В то время многие все еще идеализировали войну. Они представляли себе битвы с отрядами и знаменами, атакующей кавалерией, вооруженной пиками и саблями. Полное крушение иллюзий, последовавшее после Первой мировой войны, возымело действие лишь в двадцатых годах, когда широко распространились трезвые отчеты о грязной бойне позиционной войны.

Другая статья в «Консерватив», «Выпивка и ее друзья», начинается: «Пока циничная пресса, возмущавшаяся политическими актами мистера Уильяма Дж. Брайана, в подобострастном ликовании рукоплещет каждому шагу его преемника, Роберт Лансинг, премьер-министр Соединенных Штатов [sic] и, по-видимому, человек, жаждущий укрепления нашей страны, только что возродил отвратительную традицию подачи спиртных напитков на американских государственных приемах»[169].

Лавкрафту надо было еще многому научиться.



Вопреки растущему разочарованию в своих барочных стихотворениях, Лавкрафт продолжал вымучивать их из себя. Он оправдывал свои поэмы тем, что они были лучшим, что ему удавалось:

«Некоторые мои скрипучие двустишия на днях были опубликованы в „Пинфевер“… Рассматривая их критически, я с трудом воздерживаюсь от той строгости, на которую обычно сетую у рецензентов. Можно было бы удивляться, почему я пытаюсь баловаться стихами, если не могу создать лучше этого, но я полагаю, что в столь тщетной погоне за девятью музами виновно врожденное упрямство».

«Я, несомненно, пережиток восемнадцатого века и в прозе, и в поэзии. Мой поэтический вкус и в самом деле с изъяном, ибо более всего я жалую звучные двустишия Драйдена и Попа…»

«Стихи экспромтом, или поэзия на заказ, естественны только тогда, когда за них берешься в спокойном прозаическом настроении. Если надо что-то сказать, то метрический механик вроде меня может легко перековать материал в технически правильное стихотворение…»[170]

Чтобы доказать свою правоту, Лавкрафт за десять минут выдал поэму в десять строк, «На получение открытки с лебедями», вдохновленное почтовой открыткой:

Печальный Лебедь с грацией унылойСкорбит над фаэтоновой могилой… —

за которой последовала другая поэма в тридцать две строки, «Чарли из комедий», посвящение ранним фильмам Чарли Чаплина:[171]

Вот вниз головой летишь,В кино ты как живой.Походкой смешной скользишьВ истории любой…

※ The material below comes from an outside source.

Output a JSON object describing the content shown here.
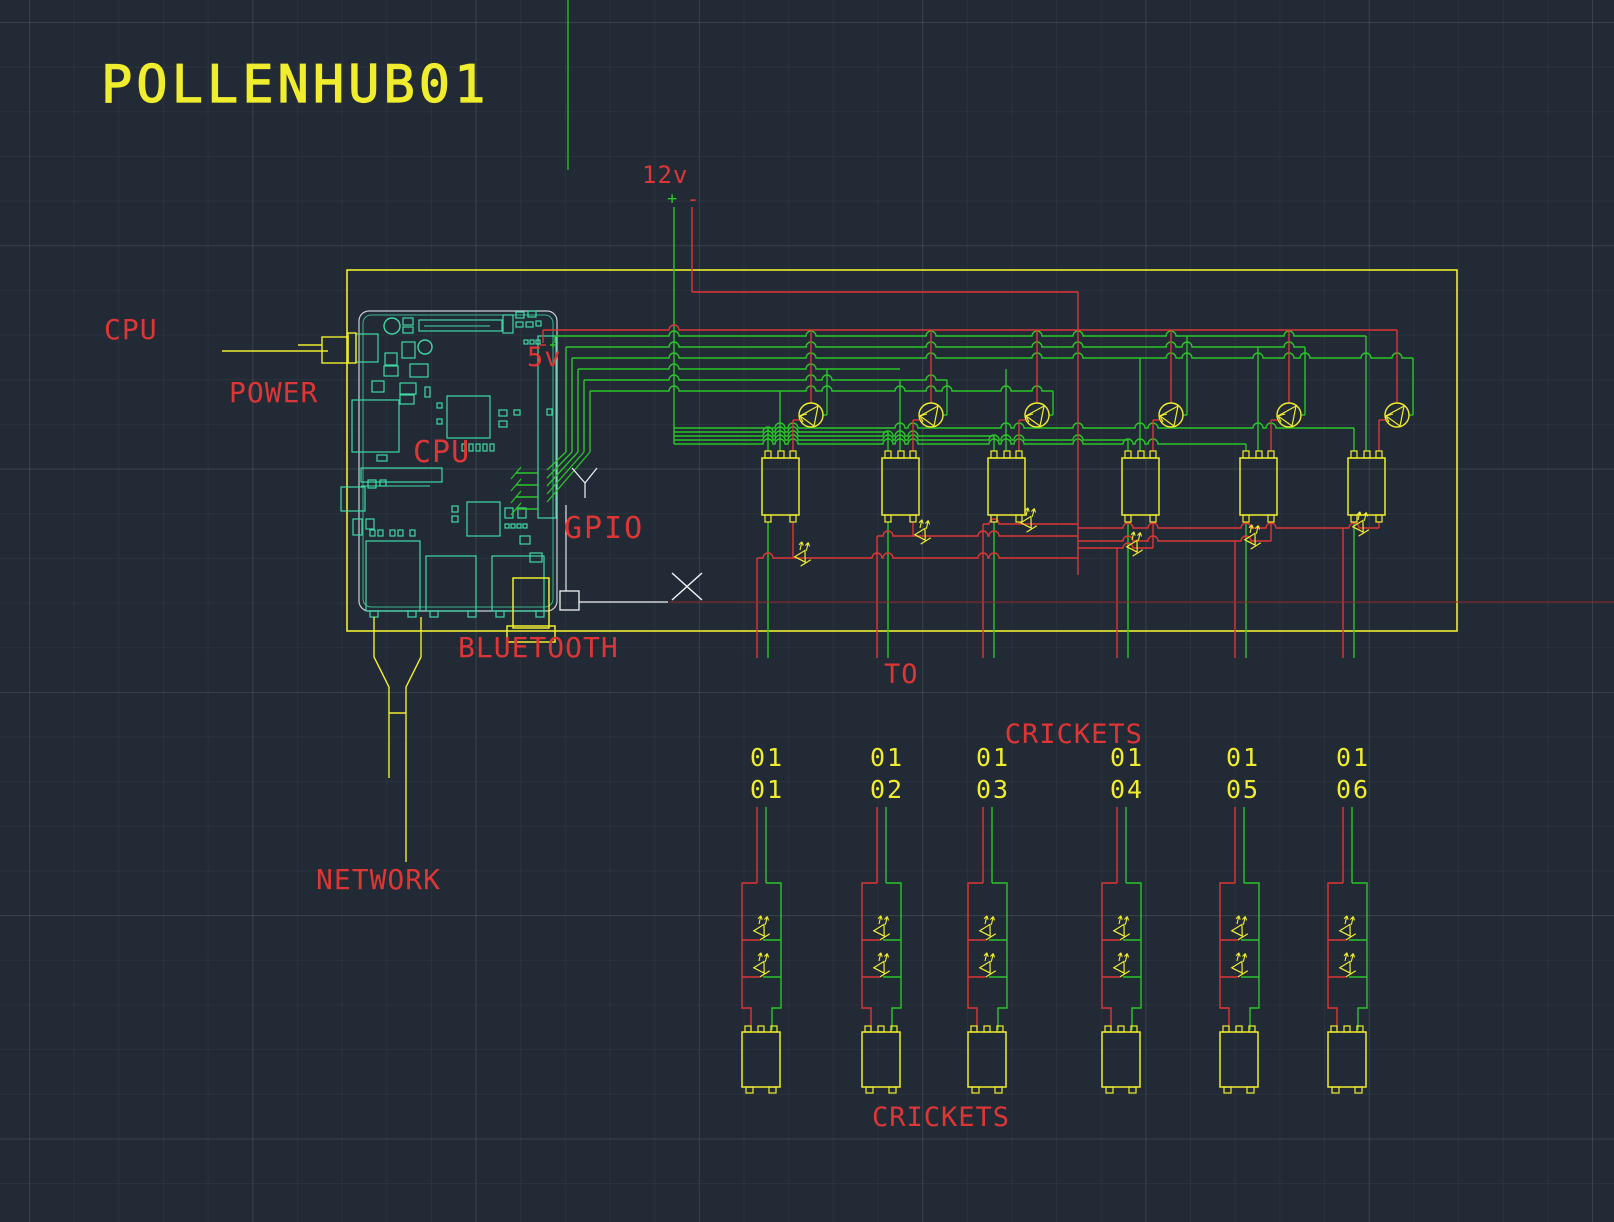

Хотя Лавкрафт и говорил, что в 1916 году он перенес еще одно «нервное расстройство»[172], в этот и последующий годы он начал вести более активную жизнь. Он стал завсегдатаем кинотеатров, несмотря даже на то, что, по его мнению, по цене кинокартины «должны отвечать низким вкусам безмозглого и неразборчивого сброда». Равным образом, хотя он и восторгался Чарли Чаплином, «атмосфера нищеты слишком часто омрачает достоинства игры Чаплина. Спустя некоторое время разборчивый глаз устает от созерцания лохмотьев и грязи» и предпочитает «беззаботные, пленительные выходки» Дугласа Фэрбенкса-старшего, который, по крайней мере, обладает «определенной полноценностью»[173]. Когда в январе 1917 года провиденсский Театр Фэя объявил конкурс среди критиков на картину «Скульптор из Фив»[174], Лавкрафт выиграл приз в двадцать пять долларов – несмотря на то, что его рецензия была издевательской.

До середины 1917 года Лавкрафт издавал «Консерватив» поквартально. Четвертый номер первого тома и четыре второго содержат больше материалов коллег Лавкрафта и меньше его самого, нежели в предыдущих выпусках, так как ему начали слать для печати поэмы, эссе и рассказы другие любители.

Эссе прославляли Британскую империю и излагали взгляды противников отделения американских колоний от Англии времен Войны за независимость. В них осуждались Германия и прогермански настроенные ирландцы, жившие в США. Лавкрафт написал несколько статей, некоторые из них содержали нападки на современное искусство, поэзию Т. С. Элиота и идею писательского союза.

В своих письмах Лавкрафт по-прежнему давал выход чемберленовским арийским тирадам: «Наука демонстрирует нам бесконечное превосходство тевтонских арийцев над всеми другими, из чего нам становится ясно, что их власть останется неоспоримой. Любые расовые смеси могут единственно лишь ухудшать результат. Тевтонская раса, будь то в Скандинавии, других частях континента, Англии или Америке, является сливками человечества…»[175]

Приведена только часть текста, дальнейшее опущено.